Napolitaanse graanpastei (Pastiera Napoletana) voor Pasen

De Napolitaanse keuken heeft veel gerechten geïdentificeerd met het ene of het andere festival, dat in het verleden alleen toen werd gemaakt: Carnaval-lasagne, struffoli met Kerstmis en verschillende paasgebakjes , waarvan de belangrijkste de pastiera is , een eeuwenoud gerecht dat in ontelbare versies, elk gemaakt volgens een streng bewaakt familierecept.

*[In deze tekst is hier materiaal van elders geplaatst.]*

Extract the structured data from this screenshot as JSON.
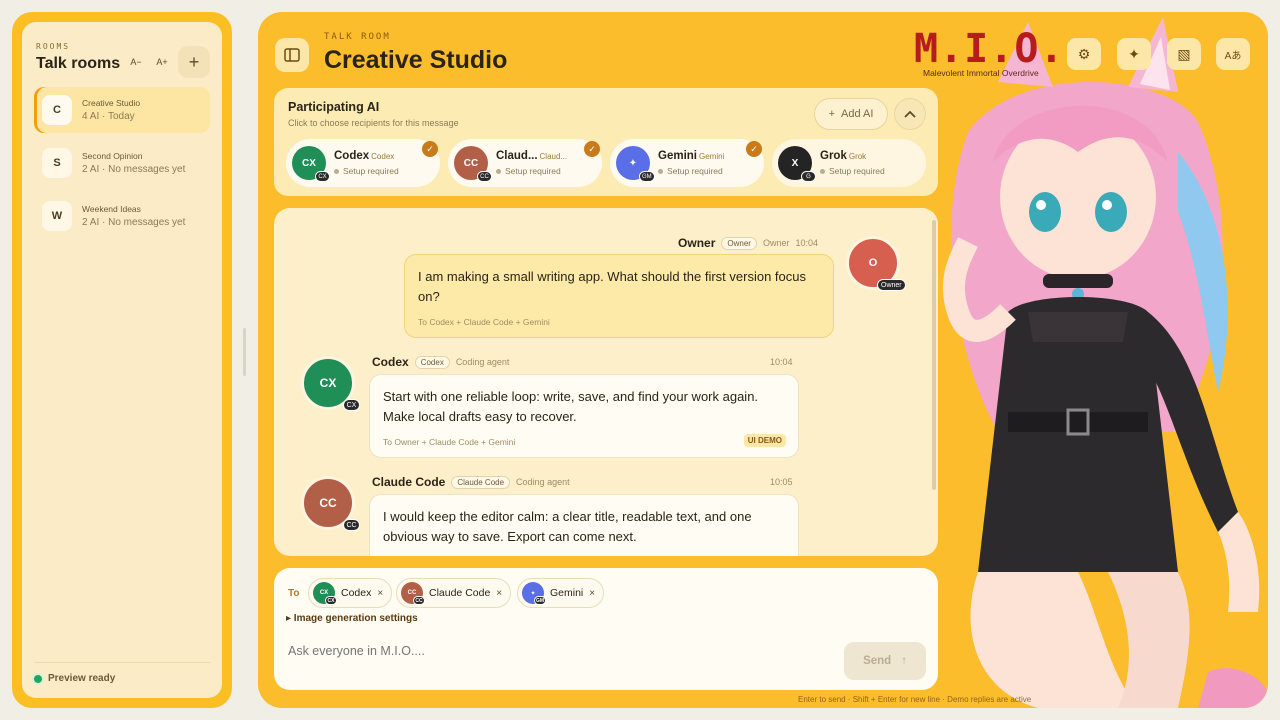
{
  "sidebar": {
    "caption": "ROOMS",
    "title": "Talk rooms",
    "font_smaller": "A−",
    "font_larger": "A+",
    "add_room": "+",
    "rooms": [
      {
        "initial": "C",
        "name": "Creative Studio",
        "meta": "4 AI · Today",
        "active": true
      },
      {
        "initial": "S",
        "name": "Second Opinion",
        "meta": "2 AI · No messages yet",
        "active": false
      },
      {
        "initial": "W",
        "name": "Weekend Ideas",
        "meta": "2 AI · No messages yet",
        "active": false
      }
    ],
    "status": "Preview ready"
  },
  "header": {
    "caption": "TALK ROOM",
    "title": "Creative Studio",
    "logo": "M.I.O.",
    "logo_sub": "Malevolent Immortal Overdrive",
    "buttons": [
      {
        "icon": "gear-icon",
        "glyph": "⚙"
      },
      {
        "icon": "sparkle-icon",
        "glyph": "✦"
      },
      {
        "icon": "texture-icon",
        "glyph": "▧"
      },
      {
        "icon": "language-icon",
        "glyph": "Aあ"
      }
    ]
  },
  "participants": {
    "title": "Participating AI",
    "subtitle": "Click to choose recipients for this message",
    "add_label": "Add AI",
    "chips": [
      {
        "abbr": "CX",
        "name": "Codex",
        "tag": "Codex",
        "status": "Setup required",
        "badge": "CX",
        "selected": true,
        "color": "#1f8f57"
      },
      {
        "abbr": "CC",
        "name": "Claud...",
        "tag": "Claud...",
        "status": "Setup required",
        "badge": "CC",
        "selected": true,
        "color": "#b25f48"
      },
      {
        "abbr": "✦",
        "name": "Gemini",
        "tag": "Gemini",
        "status": "Setup required",
        "badge": "GM",
        "selected": true,
        "color": "#5a6ee8"
      },
      {
        "abbr": "X",
        "name": "Grok",
        "tag": "Grok",
        "status": "Setup required",
        "badge": "G",
        "selected": false,
        "color": "#242424"
      }
    ]
  },
  "messages": [
    {
      "author": "Owner",
      "role_tag": "Owner",
      "role_text": "Owner",
      "time": "10:04",
      "avatar": "O",
      "badge": "Owner",
      "text": "I am making a small writing app. What should the first version focus on?",
      "to": "To Codex + Claude Code + Gemini"
    },
    {
      "author": "Codex",
      "role_tag": "Codex",
      "role_text": "Coding agent",
      "time": "10:04",
      "avatar": "CX",
      "badge": "CX",
      "text": "Start with one reliable loop: write, save, and find your work again. Make local drafts easy to recover.",
      "to": "To Owner + Claude Code + Gemini",
      "tag": "UI DEMO",
      "color": "#1f8f57"
    },
    {
      "author": "Claude Code",
      "role_tag": "Claude Code",
      "role_text": "Coding agent",
      "time": "10:05",
      "avatar": "CC",
      "badge": "CC",
      "text": "I would keep the editor calm: a clear title, readable text, and one obvious way to save. Export can come next.",
      "color": "#b25f48"
    }
  ],
  "composer": {
    "to_label": "To",
    "recipients": [
      {
        "name": "Codex",
        "abbr": "CX",
        "badge": "CX",
        "color": "#1f8f57"
      },
      {
        "name": "Claude Code",
        "abbr": "CC",
        "badge": "CC",
        "color": "#b25f48"
      },
      {
        "name": "Gemini",
        "abbr": "✦",
        "badge": "GM",
        "color": "#5a6ee8"
      }
    ],
    "image_settings": "▸ Image generation settings",
    "placeholder": "Ask everyone in M.I.O....",
    "send_label": "Send",
    "footer": "Enter to send · Shift + Enter for new line · Demo replies are active"
  },
  "colors": {
    "accent": "#fbbd2b",
    "owner": "#d75f4f"
  }
}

De belangrijkste variaties zijn in de hoeveelheid oranjebloesemwater, een niet-alcoholische essentie (als je het niet kunt vinden, gebruik oranje extract) en het gebruik van crema pasticcera (banketbakkersroom), die sommige families bevatten en andere niet.

Het vereist ook voorgeweekt graan, wat een tijd kost om te bereiden (Napolitaanse delicatessen verkoopt nu ingeblikte gedrenkte granen). Om helemaal opnieuw te beginnen, koopt u 1/2 pond volkoren graan en weekt u het in koud water gedurende 2 weken, waarbij het water om de 2 dagen wordt ververst (een andere suggestie is het graan 3 dagen laten weken, dagelijks water verversen). Kom kooktijd, laat het uitlekken en kook het aangegeven aantal. De pastiera wordt traditioneel geserveerd in een ronde metalen pan van 10 inch diameter met een rand van twee inch; Napolitaanse banketbakkers verkopen de pastiera in de pan en het wordt zelfs bij de meest elegante tafel gepresenteerd.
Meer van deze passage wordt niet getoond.